Yesterday, after 95 days of unemployment, My Engineer Husband (MEH) started a new job. No question, a writer’s life can be pretty solitary, and I miss the companionship and conversation. As I sit and write, an empty chair by my side, my only distraction is the new hangman game on fReado.

It might sound strange, but one of the things I miss most about having MEH around is his animated enthusiasm for new technology and the random science facts he reads about on the Internet….things like:

  • His obsession with gmail and google calendar and apparently all things google—how you can “slice and dice” items in your inbox, the danger yet advantage of cloud storage, and how cool it would be to write an app for google.
  • The funny story about the tree octopus. A literacy researcher at the University of Connecticut conducted an experiment to see if students would believe in the tree octopus, created for a hoax science website, just because it was on the Internet. Apparently they did, leading to the conclusion that students doing research on the Internet have difficulty discerning fact from fiction.
  • The “Mastering Workflow|Processing & Organizing Flowchart” from the David Allen Company, that we now have framed and sitting on the desk. This diagram, using software symbols, is the path to help you get things done or at least slice and dice your way through your gmail inbox.
  • A Madagascar spider—“caught on film, how cool is that???!!”—that lives in abandoned snail shells suspended from bushes. I refused to watch the movie because, even though I started out as a zoology major before switching to journalism, spiders scare me.

All this to say that writing ideas and inspiration come from places you might least expect, like engineering flowcharts and spiders hanging from bushes in shells—and even from the solitude that is the most basic fact of life we writers face.

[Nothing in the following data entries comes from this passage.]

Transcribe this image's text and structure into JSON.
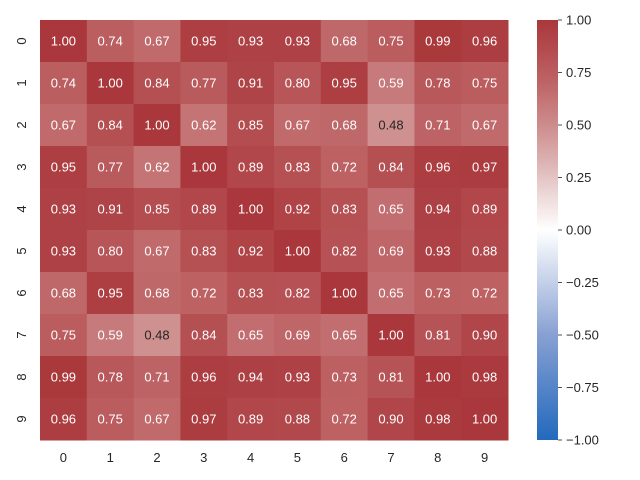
{
  "chart_data": {
    "type": "heatmap",
    "row_labels": [
      "0",
      "1",
      "2",
      "3",
      "4",
      "5",
      "6",
      "7",
      "8",
      "9"
    ],
    "col_labels": [
      "0",
      "1",
      "2",
      "3",
      "4",
      "5",
      "6",
      "7",
      "8",
      "9"
    ],
    "values": [
      [
        1.0,
        0.74,
        0.67,
        0.95,
        0.93,
        0.93,
        0.68,
        0.75,
        0.99,
        0.96
      ],
      [
        0.74,
        1.0,
        0.84,
        0.77,
        0.91,
        0.8,
        0.95,
        0.59,
        0.78,
        0.75
      ],
      [
        0.67,
        0.84,
        1.0,
        0.62,
        0.85,
        0.67,
        0.68,
        0.48,
        0.71,
        0.67
      ],
      [
        0.95,
        0.77,
        0.62,
        1.0,
        0.89,
        0.83,
        0.72,
        0.84,
        0.96,
        0.97
      ],
      [
        0.93,
        0.91,
        0.85,
        0.89,
        1.0,
        0.92,
        0.83,
        0.65,
        0.94,
        0.89
      ],
      [
        0.93,
        0.8,
        0.67,
        0.83,
        0.92,
        1.0,
        0.82,
        0.69,
        0.93,
        0.88
      ],
      [
        0.68,
        0.95,
        0.68,
        0.72,
        0.83,
        0.82,
        1.0,
        0.65,
        0.73,
        0.72
      ],
      [
        0.75,
        0.59,
        0.48,
        0.84,
        0.65,
        0.69,
        0.65,
        1.0,
        0.81,
        0.9
      ],
      [
        0.99,
        0.78,
        0.71,
        0.96,
        0.94,
        0.93,
        0.73,
        0.81,
        1.0,
        0.98
      ],
      [
        0.96,
        0.75,
        0.67,
        0.97,
        0.89,
        0.88,
        0.72,
        0.9,
        0.98,
        1.0
      ]
    ],
    "value_format": "2 decimals",
    "colormap": "vlag",
    "vmin": -1.0,
    "vmax": 1.0,
    "colorbar": {
      "ticks": [
        1.0,
        0.75,
        0.5,
        0.25,
        0.0,
        -0.25,
        -0.5,
        -0.75,
        -1.0
      ],
      "tick_labels": [
        "1.00",
        "0.75",
        "0.50",
        "0.25",
        "0.00",
        "−0.25",
        "−0.50",
        "−0.75",
        "−1.00"
      ]
    },
    "colors": {
      "low": "#2369bd",
      "mid": "#ffffff",
      "high": "#a9373b"
    },
    "title": "",
    "xlabel": "",
    "ylabel": ""
  }
}
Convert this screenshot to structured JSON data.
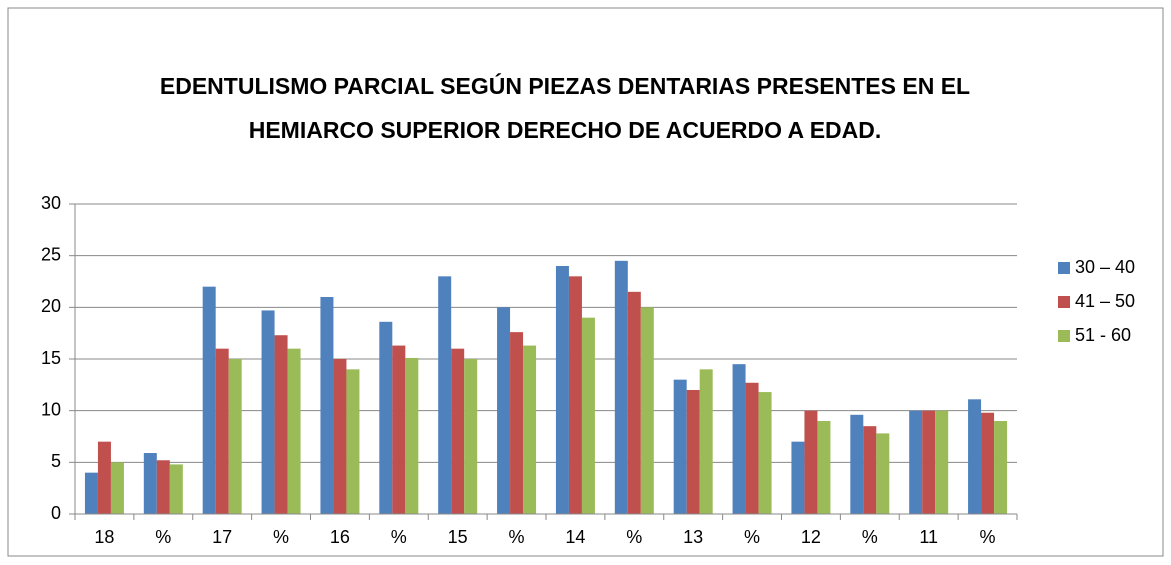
{
  "chart_data": {
    "type": "bar",
    "title": [
      "EDENTULISMO PARCIAL SEGÚN PIEZAS  DENTARIAS PRESENTES EN EL",
      "HEMIARCO  SUPERIOR DERECHO DE ACUERDO A EDAD."
    ],
    "categories": [
      "18",
      "%",
      "17",
      "%",
      "16",
      "%",
      "15",
      "%",
      "14",
      "%",
      "13",
      "%",
      "12",
      "%",
      "11",
      "%"
    ],
    "series": [
      {
        "name": "30 – 40",
        "color": "#4f81bd",
        "values": [
          4,
          5.9,
          22,
          19.7,
          21,
          18.6,
          23,
          20,
          24,
          24.5,
          13,
          14.5,
          7,
          9.6,
          10,
          11.1
        ]
      },
      {
        "name": "41 – 50",
        "color": "#c0504d",
        "values": [
          7,
          5.2,
          16,
          17.3,
          15,
          16.3,
          16,
          17.6,
          23,
          21.5,
          12,
          12.7,
          10,
          8.5,
          10,
          9.8
        ]
      },
      {
        "name": "51 - 60",
        "color": "#9bbb59",
        "values": [
          5,
          4.8,
          15,
          16,
          14,
          15.1,
          15,
          16.3,
          19,
          20,
          14,
          11.8,
          9,
          7.8,
          10,
          9
        ]
      }
    ],
    "ylim": [
      0,
      30
    ],
    "yticks": [
      0,
      5,
      10,
      15,
      20,
      25,
      30
    ],
    "grid": true,
    "legend": "right"
  }
}
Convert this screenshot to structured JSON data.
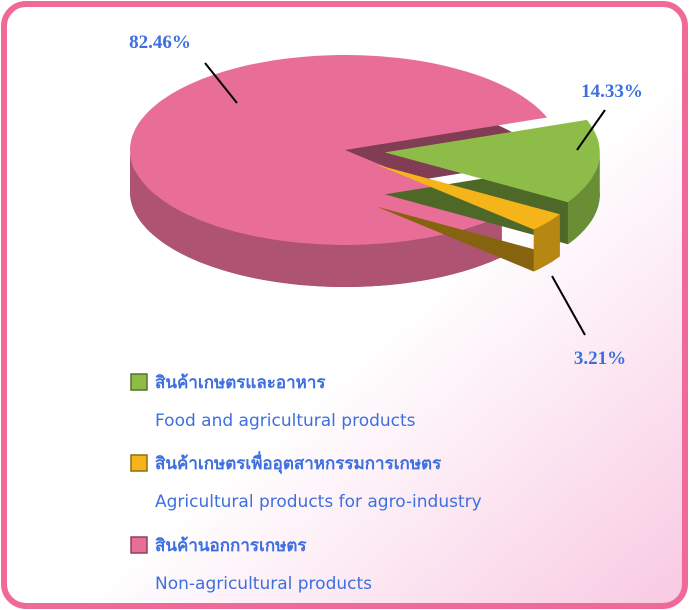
{
  "chart_data": {
    "type": "pie",
    "categories": [
      "สินค้าเกษตรและอาหาร",
      "สินค้าเกษตรเพื่ออุตสาหกรรมการเกษตร",
      "สินค้านอกการเกษตร"
    ],
    "categories_en": [
      "Food and agricultural products",
      "Agricultural products for agro-industry",
      "Non-agricultural products"
    ],
    "values": [
      14.33,
      3.21,
      82.46
    ],
    "value_labels": [
      "14.33%",
      "3.21%",
      "82.46%"
    ],
    "colors": [
      "#8dbd48",
      "#f4b41a",
      "#e86e98"
    ]
  }
}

Postscript: I don’t want to leave this day’s blog without adding that (probably needless to say) we met the end of unemployment with great joy and relief. As with many other individuals and families who are still dealing with unemployment, we faced serious, potentially devastating consequences when we lost MEH’s salary. My heart and thoughts go out to all of you who are coping as we are with this overwhelming, life-changing struggle.


  1. Becca says:

    Julia I was re-reading some of your past posts and I’m smiling at the synchronicity in our lives. I have been working as a technical writer for the past 10 years, in the medical and legal fields. My husband is also an engineer, who lost his job in the “great crash” of 2009. He returned to full time employment last June, and I quit my office job to spend more time writing.

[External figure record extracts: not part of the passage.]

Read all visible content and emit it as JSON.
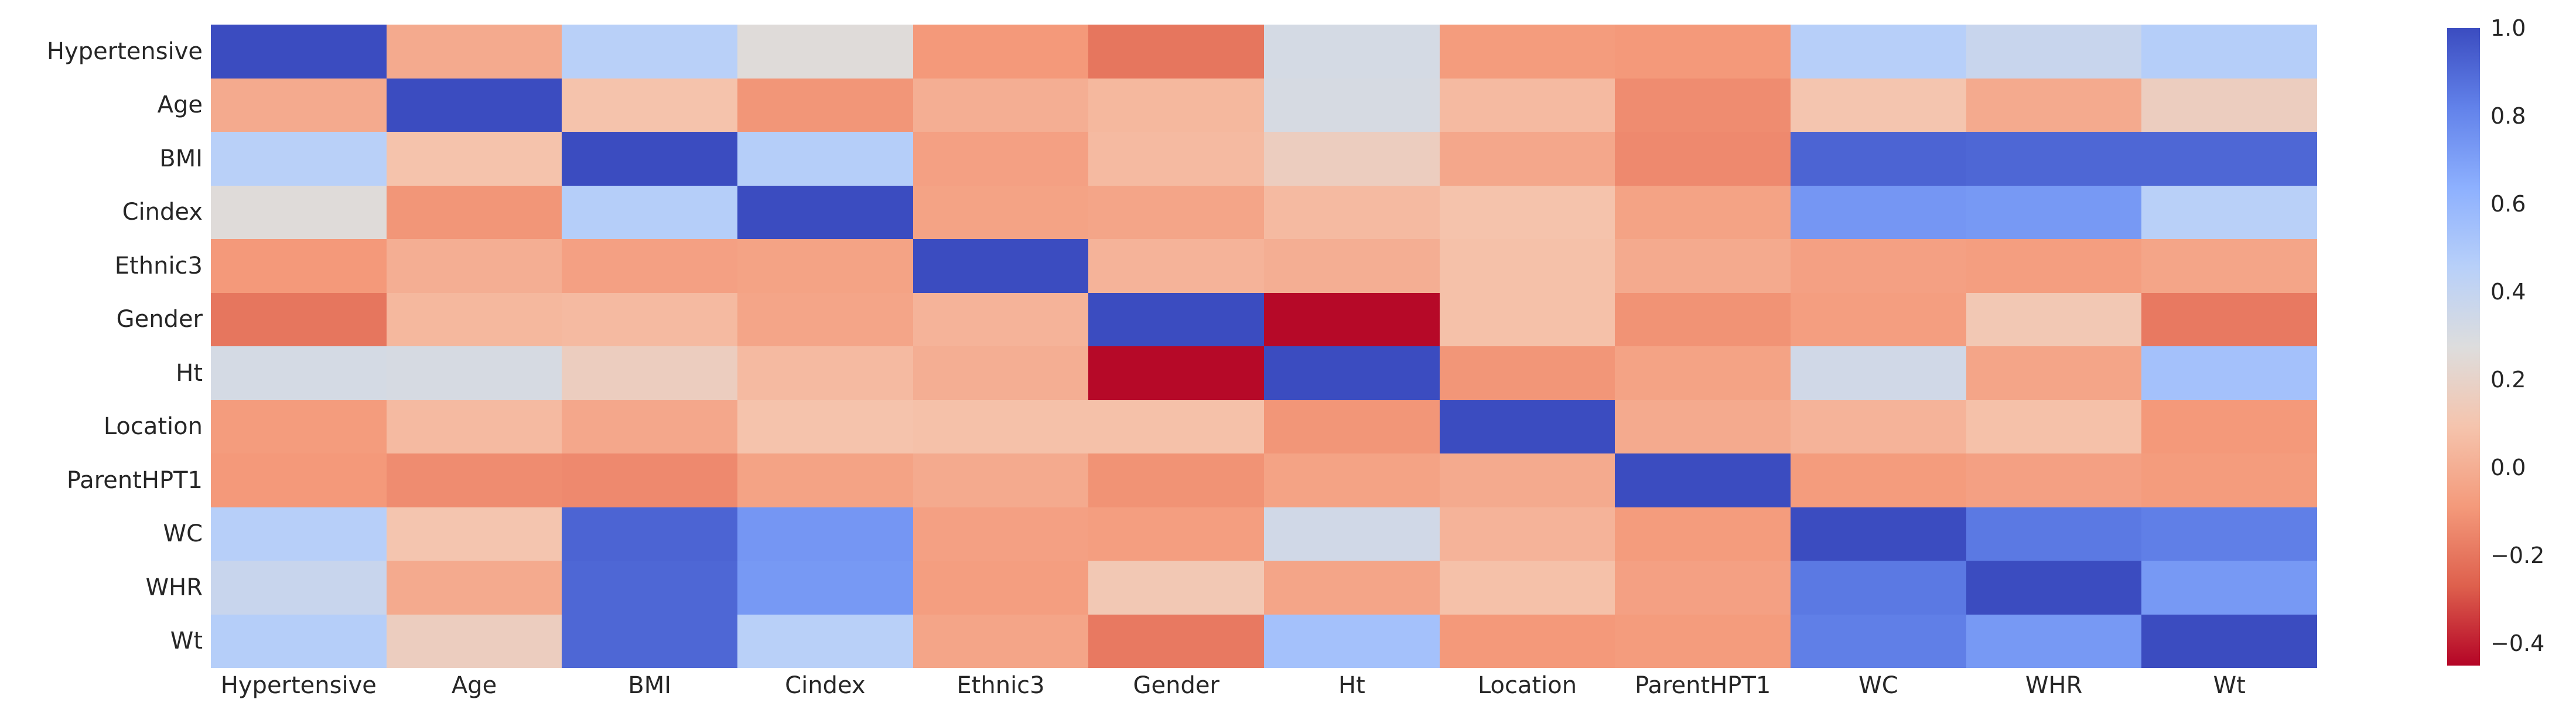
{
  "chart_data": {
    "type": "heatmap",
    "title": "",
    "xlabel": "",
    "ylabel": "",
    "grid": false,
    "legend_position": "right",
    "variables": [
      "Hypertensive",
      "Age",
      "BMI",
      "Cindex",
      "Ethnic3",
      "Gender",
      "Ht",
      "Location",
      "ParentHPT1",
      "WC",
      "WHR",
      "Wt"
    ],
    "matrix": [
      [
        1.0,
        -0.02,
        0.45,
        0.26,
        -0.09,
        -0.2,
        0.32,
        -0.08,
        -0.09,
        0.46,
        0.38,
        0.47
      ],
      [
        -0.02,
        1.0,
        0.09,
        -0.1,
        0.0,
        0.04,
        0.31,
        0.05,
        -0.13,
        0.1,
        -0.02,
        0.16
      ],
      [
        0.45,
        0.09,
        1.0,
        0.47,
        -0.06,
        0.05,
        0.16,
        -0.03,
        -0.14,
        0.92,
        0.91,
        0.91
      ],
      [
        0.26,
        -0.1,
        0.47,
        1.0,
        -0.05,
        -0.04,
        0.05,
        0.09,
        -0.05,
        0.74,
        0.73,
        0.45
      ],
      [
        -0.09,
        0.0,
        -0.06,
        -0.05,
        1.0,
        0.02,
        0.0,
        0.08,
        -0.02,
        -0.06,
        -0.07,
        -0.04
      ],
      [
        -0.2,
        0.04,
        0.05,
        -0.04,
        0.02,
        1.0,
        -0.44,
        0.08,
        -0.11,
        -0.07,
        0.12,
        -0.19
      ],
      [
        0.32,
        0.31,
        0.16,
        0.05,
        0.0,
        -0.44,
        1.0,
        -0.1,
        -0.05,
        0.34,
        -0.04,
        0.54
      ],
      [
        -0.08,
        0.05,
        -0.03,
        0.09,
        0.08,
        0.08,
        -0.1,
        1.0,
        -0.02,
        0.02,
        0.08,
        -0.09
      ],
      [
        -0.09,
        -0.13,
        -0.14,
        -0.05,
        -0.02,
        -0.11,
        -0.05,
        -0.02,
        1.0,
        -0.08,
        -0.06,
        -0.08
      ],
      [
        0.46,
        0.1,
        0.92,
        0.74,
        -0.06,
        -0.07,
        0.34,
        0.02,
        -0.08,
        1.0,
        0.85,
        0.83
      ],
      [
        0.38,
        -0.02,
        0.91,
        0.73,
        -0.07,
        0.12,
        -0.04,
        0.08,
        -0.06,
        0.85,
        1.0,
        0.73
      ],
      [
        0.47,
        0.16,
        0.91,
        0.45,
        -0.04,
        -0.19,
        0.54,
        -0.09,
        -0.08,
        0.83,
        0.73,
        1.0
      ]
    ],
    "colormap": {
      "name": "coolwarm_r",
      "vmin": -0.45,
      "vmax": 1.0,
      "high_color": "#3b4cc0",
      "mid_color": "#dddddd",
      "low_color": "#b40426",
      "stops": [
        "#3b4cc0",
        "#6282ea",
        "#8db0fe",
        "#b8d0f9",
        "#dddddd",
        "#f5c4ad",
        "#f49a7b",
        "#de604d",
        "#b40426"
      ]
    },
    "colorbar_ticks": [
      {
        "label": "1.0",
        "value": 1.0
      },
      {
        "label": "0.8",
        "value": 0.8
      },
      {
        "label": "0.6",
        "value": 0.6
      },
      {
        "label": "0.4",
        "value": 0.4
      },
      {
        "label": "0.2",
        "value": 0.2
      },
      {
        "label": "0.0",
        "value": 0.0
      },
      {
        "label": "−0.2",
        "value": -0.2
      },
      {
        "label": "−0.4",
        "value": -0.4
      }
    ]
  }
}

    I also have two dogs who provide numerous daily distractions, but I love them to pieces. As I do my brand new grandson who was born just seven weeks ago 🙂

    I love your blog and your writing, and feel as if I’ve found a kindred spirit!

  2. Hi Becca, Thanks for commenting on this almost-year-old post — it was back in my early days so it never got any comments; that’s so nice of you! It does sound like we’ve had very similar paths, doesn’t it? I’m so glad your husband found full-time employment — must be a huge relief to both of you. I really enjoyed the time that MEH was home even though we were constantly worried. Now that he’s working again, it’s given me a little more freedom with my writing. And I’m so hoping this is “my year.” I look forward to getting to know you better over the year too — so glad we connected. (p.s. congratulations on your grandson! that’s a LONG way away for us!) So nice to meet you!